Loss Aversion

As I entered my 70s, I naturally started considering questions that younger folk don’t think about much (if at all). One of them is death. And that led to other a few other seemingly unrelated questions. After a while, though, I began to see a common thread.

Let’s take these three questions, each from different aspects of my life (and I assume for most people):

1) Why do we fear death? (Existential)

2) Why are most people not willing to take a 60% chance of making a “bundle” in the stock market with a 40% chance of losing the same size bundle? (Financial)

3) Why do we read a lot more bad news than good news in our daily news digest? (Information)

Here’s why it’s logical to ask the first question (assuming that one doesn’t believe in a fiery “afterlife”). The universe has existed for about 13.7 billion years and all that time you did not exist! Did you suffer? No. Were you waiting in anticipation to join the living? Again, no. So why should you fear spending the next X billions of years in the same condition that you spent all the time that existed before you came into being?

My second question seems to be even more illogical – according to simple probability, taking such a stock market “gamble” makes eminent sense, as the chance of gaining is better than the chance of losing money.

The answer to these first two questions (conundrums, if you wish) is the same: “loss aversion”. Human beings have a greater sensitivity to losing something than gaining something. Put another way, we suffer more pain when we lose what we have, than when we gain what we didn’t have. Thus, we aren’t keen on losing our money on the market – even if the chances are better than even of making the same amount. And as for death, well that’s now obvious: before we were born, we didn’t have anything to lose; after we’ve come into the world, we have a lot to lose in death: our life. It’s a lot more emotionally painful to think about losing the life we have than gaining a new life (even if we could “think” about that before were born).

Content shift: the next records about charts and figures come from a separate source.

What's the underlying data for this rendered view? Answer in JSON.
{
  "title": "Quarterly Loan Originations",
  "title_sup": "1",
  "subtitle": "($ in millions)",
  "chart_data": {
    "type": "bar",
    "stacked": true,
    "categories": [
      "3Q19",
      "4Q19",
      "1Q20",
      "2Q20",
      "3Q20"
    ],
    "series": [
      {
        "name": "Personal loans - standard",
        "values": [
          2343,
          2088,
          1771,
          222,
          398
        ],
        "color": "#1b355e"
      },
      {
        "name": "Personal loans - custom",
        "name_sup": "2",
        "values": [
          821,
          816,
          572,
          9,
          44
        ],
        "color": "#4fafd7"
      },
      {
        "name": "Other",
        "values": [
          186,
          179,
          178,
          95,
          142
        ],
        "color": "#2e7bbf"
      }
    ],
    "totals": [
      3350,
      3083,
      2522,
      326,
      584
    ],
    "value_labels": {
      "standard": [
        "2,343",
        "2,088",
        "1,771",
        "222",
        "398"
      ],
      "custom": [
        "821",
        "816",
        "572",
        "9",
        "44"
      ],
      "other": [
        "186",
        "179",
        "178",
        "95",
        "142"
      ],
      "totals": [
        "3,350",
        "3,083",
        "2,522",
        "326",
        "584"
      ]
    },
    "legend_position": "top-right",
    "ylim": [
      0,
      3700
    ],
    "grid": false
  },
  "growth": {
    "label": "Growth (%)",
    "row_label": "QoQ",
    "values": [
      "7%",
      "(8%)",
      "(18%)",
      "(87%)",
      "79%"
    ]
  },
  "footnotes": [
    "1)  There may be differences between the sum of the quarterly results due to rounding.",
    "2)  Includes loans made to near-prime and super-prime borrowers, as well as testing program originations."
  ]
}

Is this just an abstruse intellectual exercise? Not at all. Loss aversion is something we live with every day of our life. Which brings us to the third question regarding “the news”. If you picked up your daily newspaper (or surfed to the homepage screen), what would you think if this is what you saw: YESTERDAY MILLIONS OF PEOPLE SPENT THE DAY WITHOUT MISHAP. Ridiculous, no? Well, actually it’s not so silly – in principle. After all, what’s wrong with good news? Objectively, is it any less “newsy” than bad news?

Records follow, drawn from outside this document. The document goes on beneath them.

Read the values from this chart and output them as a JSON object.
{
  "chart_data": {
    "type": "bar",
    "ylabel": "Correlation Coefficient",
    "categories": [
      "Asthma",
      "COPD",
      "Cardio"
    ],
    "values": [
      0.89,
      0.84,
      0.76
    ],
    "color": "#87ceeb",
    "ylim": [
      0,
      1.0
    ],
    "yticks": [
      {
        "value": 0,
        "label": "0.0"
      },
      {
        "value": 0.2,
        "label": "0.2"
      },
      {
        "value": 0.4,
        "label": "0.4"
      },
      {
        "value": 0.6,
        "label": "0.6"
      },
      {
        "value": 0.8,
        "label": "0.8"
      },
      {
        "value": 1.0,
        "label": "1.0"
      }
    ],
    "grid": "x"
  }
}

However, as humans we are “primed” to be acutely aware of negative news, a/k/a anything that can harm us. Good things are nice, but they generally won’t severely affect us. Why are we like that? It harks back to early evolution. Imagine the early hominid in the savannah. All of a sudden, he sees movement in the tall grass nearby. Is it the wind? Or a predatory tiger? If it’s the “good news” (just the wind), well that nice; but if it’s the tiger, he better move fast and get out of there. Obviously, he was (and we still are) primed to consider and act on the possible bad news way ahead of the possible good (or neutral) environmental stimulus.

There have been several serious attempts at publishing “Good News” daily newspapers, and all have failed – despite their good news being invariably significant: cancer cures; new inventions; public policies that actually work to make life better; etc.

The irony, of course, is that good news can also save life. (Or significantly improve its quality.) Think about the latest health news regarding a new medicine for your condition; about the latest gadget that can save your tot’s life (e.g., not forgetting her in the car); the newest extra-bank institution (Fintech) offering a much cheaper mortgage; the end of a civil war in a country you’ve always wanted to visit; a brand new type of university B.A. program that you’ve always wanted so that you could change your career path to what you really wanted to do all along; and so on. Most of these are not “earth-shaking” news items – but neither are most “bad news” items that pass for journalistic reportage these days.

Good news delights us – we can all use a good smile once in a while. But bad news makes us afraid – and fear beats happy every day of the year. What we need, and have to actively search out, is a lot more of the former to counteract the latter. We should all work harder at turning “loss aversion” into “gain provision”.